Recognizing letters isn’t the straightforward task it seems to be to those of us who are fluent readers. This is because there’s so much variability in the shapes of letters. Upper and lower case letters often bear little similarity to each other. And letter shapes also vary widely depending on the font. Back in my B.C. grammar school days, much of what we read was handwritten, and so we had even more variation in form to deal with.
It’s often thought that four-year-olds don’t yet have the manual dexterity to learn handwriting. And yet, James argues, it’s precisely poor penmanship skills in these youngsters that helps them master letter recognition. When children copy letters, their reproductions are far from exact. Lines are tilted, angles are off, and curves aren’t balanced. Still, when children look at what they’ve drawn, they know it’s “the same” as the original because they wrote it. Furthermore, as they gain more practice in handwriting, children learn the essential elements of letters are that run across families of fonts and different people’s penmanship.
To test the hypothesis that handwriting letters creates links between sensory (visual) and motor (hand) regions of the brain, James conducted an fMRI study using four-year olds. Clear links between visual and hand areas are observed in adult readers, but not in illiterate children. The children were then split into two groups. Both underwent letter recognition training, but half used the see-and-say method while the other half copied letters as well. After four weeks, the children’s brains were scanned once more. Connections between visual and hand areas were already forming in those who’d learned by handwriting, whereas none could be detected in the see-and-say group.
This study was followed up by an experiment testing the hypothesis that handwriting helps children learn to extract the essential elements from variable letter forms. To avoid any contamination of the data from prior learning, the experiments taught 5-year-olds the Greek alphabet. Some children learned by copying the letters (handwriting), while others learned by see-and-say. In a crucial third condition, another group of children learned the Greek alphabet also by the see-and-say method, but with exposure to a wide variety of fonts. The children in this condition learned just as well as did those in the handwriting condition. Those in the single-font see-and-say condition performed much worse.
Finally, in a brain-scanning study looking at the learning of cursive, children who were asked to handwrite cursive examples developed vision-hand connections in their brains, but those who just watched adults writing in cursive did not. Likewise, children who were taught to recognize letters by typing them on a keyboard didn’t develop vision-hand connections, even though the motor task of typing was involved. In short, learning letters by handwriting not only helps kids extract the essential features of letters, it’s also the only method that establishes the brain connections necessary for full literacy.

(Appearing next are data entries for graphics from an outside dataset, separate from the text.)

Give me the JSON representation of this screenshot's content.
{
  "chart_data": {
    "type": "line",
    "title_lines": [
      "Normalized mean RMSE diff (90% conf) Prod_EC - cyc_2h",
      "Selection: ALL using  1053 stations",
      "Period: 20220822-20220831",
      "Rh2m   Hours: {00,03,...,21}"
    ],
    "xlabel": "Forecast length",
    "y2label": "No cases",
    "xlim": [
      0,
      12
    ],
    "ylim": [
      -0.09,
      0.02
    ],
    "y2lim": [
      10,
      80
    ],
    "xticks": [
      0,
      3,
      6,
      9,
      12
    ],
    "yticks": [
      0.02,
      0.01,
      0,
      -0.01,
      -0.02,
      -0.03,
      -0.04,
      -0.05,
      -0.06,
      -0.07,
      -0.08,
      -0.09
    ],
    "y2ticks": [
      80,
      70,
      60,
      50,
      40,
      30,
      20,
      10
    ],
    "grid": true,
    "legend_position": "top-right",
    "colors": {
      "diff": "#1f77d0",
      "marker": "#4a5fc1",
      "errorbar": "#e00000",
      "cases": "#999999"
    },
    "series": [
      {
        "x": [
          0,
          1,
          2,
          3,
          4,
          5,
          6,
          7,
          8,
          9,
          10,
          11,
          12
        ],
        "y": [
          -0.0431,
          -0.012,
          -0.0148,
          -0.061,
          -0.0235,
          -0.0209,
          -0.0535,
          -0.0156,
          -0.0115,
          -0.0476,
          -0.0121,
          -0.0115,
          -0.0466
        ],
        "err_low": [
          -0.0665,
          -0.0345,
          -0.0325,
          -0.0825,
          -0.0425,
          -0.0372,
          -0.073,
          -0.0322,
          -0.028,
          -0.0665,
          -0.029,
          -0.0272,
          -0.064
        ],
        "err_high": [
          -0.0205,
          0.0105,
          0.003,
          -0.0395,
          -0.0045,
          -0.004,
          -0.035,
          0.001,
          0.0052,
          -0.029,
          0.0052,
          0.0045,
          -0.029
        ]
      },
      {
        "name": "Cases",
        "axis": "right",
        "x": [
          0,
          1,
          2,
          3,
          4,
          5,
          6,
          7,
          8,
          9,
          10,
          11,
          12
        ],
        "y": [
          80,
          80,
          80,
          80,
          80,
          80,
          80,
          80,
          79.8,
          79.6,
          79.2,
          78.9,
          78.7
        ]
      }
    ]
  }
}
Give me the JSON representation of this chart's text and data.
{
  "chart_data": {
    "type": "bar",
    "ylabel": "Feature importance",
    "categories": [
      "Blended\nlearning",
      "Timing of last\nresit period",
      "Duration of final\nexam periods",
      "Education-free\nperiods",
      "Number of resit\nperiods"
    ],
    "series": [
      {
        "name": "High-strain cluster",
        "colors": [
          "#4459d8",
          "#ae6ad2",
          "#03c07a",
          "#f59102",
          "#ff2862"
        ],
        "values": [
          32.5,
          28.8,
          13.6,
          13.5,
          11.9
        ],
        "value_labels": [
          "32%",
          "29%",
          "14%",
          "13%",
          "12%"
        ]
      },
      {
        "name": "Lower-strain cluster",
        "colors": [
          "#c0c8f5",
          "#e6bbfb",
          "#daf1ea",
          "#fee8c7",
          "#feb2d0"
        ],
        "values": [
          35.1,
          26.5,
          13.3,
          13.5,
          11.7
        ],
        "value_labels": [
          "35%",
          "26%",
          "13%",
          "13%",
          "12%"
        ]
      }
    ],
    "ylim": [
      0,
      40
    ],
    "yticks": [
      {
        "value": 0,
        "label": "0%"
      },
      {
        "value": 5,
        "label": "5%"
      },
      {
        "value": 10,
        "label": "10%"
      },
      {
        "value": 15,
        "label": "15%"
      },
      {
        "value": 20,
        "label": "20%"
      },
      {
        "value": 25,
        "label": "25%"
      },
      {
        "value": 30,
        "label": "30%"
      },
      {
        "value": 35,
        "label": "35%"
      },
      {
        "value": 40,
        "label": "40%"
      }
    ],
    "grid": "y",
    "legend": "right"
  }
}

Pencil and paper may seem like ancient writing implements to today’s digital generation. Still, there are ways that computer tablets can be an effective device for teaching early literacy skills. Single-font see-and-say programs will only take Junior so far. But the research we’ve just reviewed shows that multi-font see-and-say programs can be quite effective. Such programs should be easy to design, and some may already be on the market. Furthermore, handwriting recognition software is widely available, and so it should be implemented in educational games that kids can play on their mobile devices.
The digital age has changed the way we communicate—even how we read and write. But if we’re thoughtful in how we use our devices, we can reap the benefits they offer while avoiding their dangers.
James, K. H. (2017). The importance of handwriting experience on the development of the literate brain. Current Directions in Psychological Science, 26, 502-508.